今回「産婦人科は日帝の残滓」と発言したのは李在明氏だ。
「李候補は『産婦人科』という名称は『婦人』だけの病院、つまり既婚女性専門の病院というイメージを生んでいると問題視しました。『女性健康医学科』に改称すれば、全ての女性が安心して通えるようになると訴えたのです。ここまでは隣国の議論であり、日本人がとやかく言うことではありません。問題なのは、李候補が『産婦人科』は日本語に由来した名称であり、そのために韓国女性の健康が害されていると指摘した点です」(前出の記者)
聯合ニュースの記事を引用しよう。
《産婦人科という名称は「日帝(日本帝国主義)の残滓(ざんし)」とし、「女性の健康と疾患を婦人病と呼ぶ時代錯誤的な認識が女性、青少年、未婚女性の病気を重くしている」と主張した》
「韓国語会話の本を見ると、『産婦人科』は『サンブインクァ』と発音するようです。確かに、日本語由来と考えて間違いないでしょう。しかし、日本語が由来だから『産婦人科という言葉に時代錯誤的な認識』があるという指摘には、首を傾げざるを得ません。日本語由来の韓国語は、それこそ山のようにあるのです。その全てを日帝の残滓と指摘できるはずもありません」(同・記者)
「おまかせ」や「海鮮丼」も韓国語
ネット上では、「日本語由来の韓国語」が多数紹介されている。例えば、韓国語講師でYouTuberの「トリリンガルのトミ」が執筆したコラムには、以下のような単語が紹介されている(註1)。
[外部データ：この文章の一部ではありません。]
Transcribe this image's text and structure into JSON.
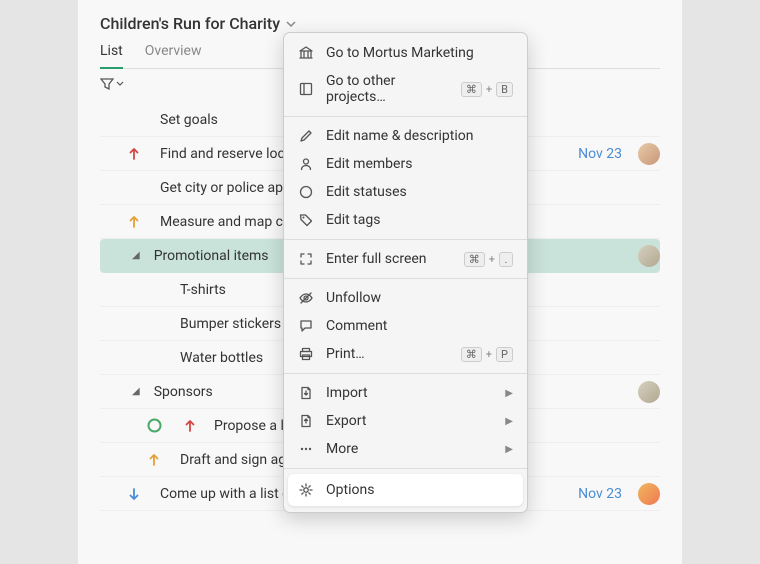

「가방(カバン)=鞄」、「간지(カンジ)=感じ」、「만땅(マンタン)=満タン」、「앗싸리(アッサリ)=あっさり」、「빵꾸(パンク)=パンク」、「나와바리(ナワバリ)=縄張り」、「츤데레(チュンデレ)=ツンデレ」、「오타쿠(オタク)=オタク」
産経新聞が11月13日に掲載した「【外信コラム】ソウルからヨボセヨ 美食は伝統を駆逐する」には、韓国のレストランで日本語の「おまかせ」が流行していると伝えている。日本で修行を積んだ韓国人の和食調理人が「おまかせ」をメニューに登場させたことで注目を集めたという。
他にも、「刺身をかけたご飯」という意味の「フェドッパ」という韓国語が存在するにもかかわらず、最近は「海鮮丼」が「カイセンドン」という日本語の発音のまま流行語になっていることも紹介されている。
このコラムでは20年9月にも、日本語の「ビラ」が韓国語になっているという話が紹介されている。興味深いことに、多くの韓国人が日本語由来だと知らず、北朝鮮でさえも「ビラ」という単語を使っているという。
この2本のコラムは、産経新聞ソウル駐在特別記者(ソウル支局長特別記者)兼論説委員である黒田勝弘氏の署名記事だ。